One point I didn’t see you address is that in longer-term planning (e.g. CEO-bot), one of the key features is dealing with an increased likelihood and magnitude of encountering tail risk events, just because there is a longer window within which they may occur (e.g. recessions, market shifts up or down the value chain, your delegated sub-bots Goodharting in unanticipatable ways for a while before you detect the problem). Your success becomes a function of your ability to design a plan that is resilient to progressively-larger unknown unknowns (where “use local control to account for these perturbations” can be part of such a plan). Maybe “make resilient plans” is needed even in shorter environments; certainly it is to some extent, though given the rarity with which a short episode will fail due to such an unknown unknown, it does seem possible that agents trained on shorter-horizon problems would need to be trained extremely hard in order to generalize.
Though I agree with the original statement that I wish we did not need to lean on this thin reed.
I’m not sure if that matters. By definition, it probably won’t happen and so any kind of argument or defense based on tail-risks-crippling-AIs-but-not-humans will then also by definition usually fail (unless the tail risk can be manufactured on demand and also there’s somehow no better approach), and it’s unclear that’s really any worse than humans (we’re supposedly pretty bad at tail risks). Tail risks also become a convergent drive for empowerment: the easiest way to deal with tail risks is to become wealthy so quickly that it’s irrelevant, which is what an agent may be trying to do anyway. Tail stuff, drawing on vast amounts of declarative knowledge, is also something that can be a strength of of artificial intelligence compared to humans: an AI trained on a large corpus can observe and ‘remember’ tail risks in a way that individual humans never will—a stock market AI trained on centuries of data will remember Black Friday vividly in a way that I can’t. (By analogy, an ImageNet CNN is much better at recognizing dog breeds than almost any human, even if that human still has superior image skills in other ways. Preparing for a Black Friday crash may be more analogous to knowing every kind of terrier than being able to few-shot a new kind of terrier.)
These are all fair points. I originally thought this discussion was about the likelihood of poor near-term RL generalization when varying horizon length (ie affecting timelines) rather than what type of human-level RL agent will FOOM (ie takeoff speeds). Rereading the original post I see I was mistaken, and I see how my phrasing left that ambiguous. If we’re at the point where the agent is capable of using forecasting techniques to synthesize historical events described in internet text into probabilities, then we’re well-past the point where I think “horizon-length” might really matter for RL scaling laws. In general, you can find and replace my mentions of “tail risk” with “events with too low a frequency in the training distribution to make the agent well-calibrated.”

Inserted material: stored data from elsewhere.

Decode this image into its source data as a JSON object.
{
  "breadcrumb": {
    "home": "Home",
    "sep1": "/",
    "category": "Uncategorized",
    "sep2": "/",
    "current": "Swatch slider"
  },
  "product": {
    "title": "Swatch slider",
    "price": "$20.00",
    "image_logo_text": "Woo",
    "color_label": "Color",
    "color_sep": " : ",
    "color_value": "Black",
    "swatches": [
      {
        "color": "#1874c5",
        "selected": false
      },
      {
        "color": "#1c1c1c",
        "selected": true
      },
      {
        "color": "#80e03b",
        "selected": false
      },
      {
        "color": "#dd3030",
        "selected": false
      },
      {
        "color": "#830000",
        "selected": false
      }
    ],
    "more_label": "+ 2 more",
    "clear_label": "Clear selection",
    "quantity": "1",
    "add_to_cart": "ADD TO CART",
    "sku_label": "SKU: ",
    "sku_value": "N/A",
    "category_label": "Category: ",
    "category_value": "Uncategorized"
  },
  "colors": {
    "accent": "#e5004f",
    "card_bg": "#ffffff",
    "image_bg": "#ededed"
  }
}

I think it’s important to note that some important agenty decisions are like this! Military history is all about people who studied everything that came before them, but are dealing with such a high-dimensional and adversarial context that generals still get it wrong in new ways every time.
To address your actual comment, I definitely don’t think humans are good at tail-risks. (E.g. there are very few people with successful track records across multiple paradigm shifts.) I would expect a reasonably good AGI to do better, for the reasons you describe. That said, I do think that FOOM is indeed taking on more weird unknown unknowns than average. (There aren’t great reference classes for inner-aligning your successor given that humans failed to align you.) Maybe not that many! Maybe there is a robust characterizable path to FOOM where everything you need to encounter has a well-documented reference class. I’m not sure.